Taliban militants are pulling out of a Pakistan district they had seized, just 100 kilometers west of the capital of Islamabad. This came after the government warned it would use force to evict them.
Dozens of Taliban militants emerged on Friday from a high-walled villa in Buner, a rural area to the west of Pakistan's capital of Islamabad. TV images showed the militants' withdrawal from Buner and heading to the militant-held Swat Valley near the Afghan border.
According to a local government administrator in the region, the militants' withdrawal from Buner was due to Friday's mediation by a hard-line cleric. The Taliban were persuaded to return to the Swat area in the northwestern part of Pakistan.
The government agreed in February to impose Islamic law in Swat and its surrounding areas in return for a cease-fire. This halted nearly two years of bloody fighting between militants and Pakistani security forces.

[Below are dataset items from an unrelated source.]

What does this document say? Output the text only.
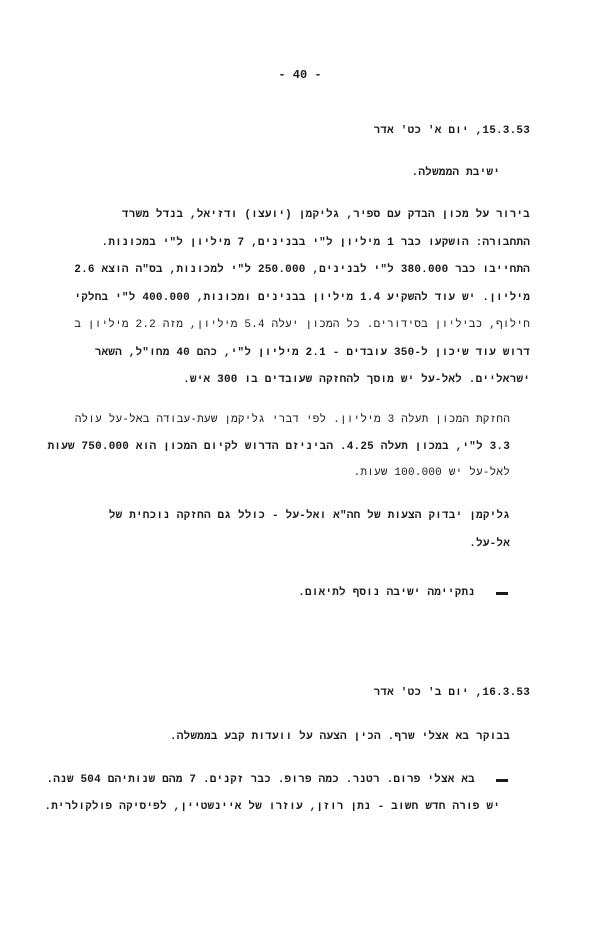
- 40 -
15.3.53, יום א' כט' אדר
ישיבת הממשלה.
בירור על מכון הבדק עם ספיר, גליקמן (יועצו) ודזיאל, בנדל משרד
התחבורה: הושקעו כבר 1 מיליון ל"י בבנינים, 7 מיליון ל"י במכונות.
התחייבו כבר 380.000 ל"י לבנינים, 250.000 ל"י למכונות, בס"ה הוצא 2.6
מיליון. יש עוד להשקיע 1.4 מיליון בבנינים ומכונות, 400.000 ל"י בחלקי
חילוף, כביליון בסידורים. כל המכון יעלה 5.4 מיליון, מזה 2.2 מיליון ב
דרוש עוד שיכון ל-350 עובדים - 2.1 מיליון ל"י, כהם 40 מחו"ל, השאר
ישראליים. לאל-על יש מוסך להחזקה שעובדים בו 300 איש.
החזקת המכון תעלה 3 מיליון. לפי דברי גליקמן שעת-עבודה באל-על עולה
3.3 ל"י, במכון תעלה 4.25. הביניזם הדרוש לקיום המכון הוא 750.000 שעות
לאל-על יש 100.000 שעות.
גליקמן יבדוק הצעות של חה"א ואל-על - כולל גם החזקה נוכחית של
אל-על.
נתקיימה ישיבה נוסף לתיאום.
16.3.53, יום ב' כט' אדר
בבוקר בא אצלי שרף. הכין הצעה על וועדות קבע בממשלה.
בא אצלי פרום. רטנר. כמה פרופ. כבר זקנים. 7 מהם שנותיהם 504 שנה.
יש פורה חדש חשוב - נתן רוזן, עוזרו של איינשטיין, לפיסיקה פולקולרית.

But hard-liners have seized on the concession to demand Islamic law across all of Pakistan. The Swat Taliban used it to justify their push into Buner. The move put them within striking distance of the capital and key roads leading to the main northwestern city of Peshawar.
The Pakistani army, under intense international scrutiny, issued an unusually tough statement on Friday. On the same day, Pakistan's Prime Minister told lawmakers in the National Assembly that the government would take action if militants challenged the writ of the state.
Yousaf Raza Gilani, Pakistani Prime Minister said "They (Pakistan Army) will support the provincial and the federal government and wherever action is required they will do it."
The tough stance has produced a tentative result. The Taliban has pulled back from Buner, before that resolve was put to the test.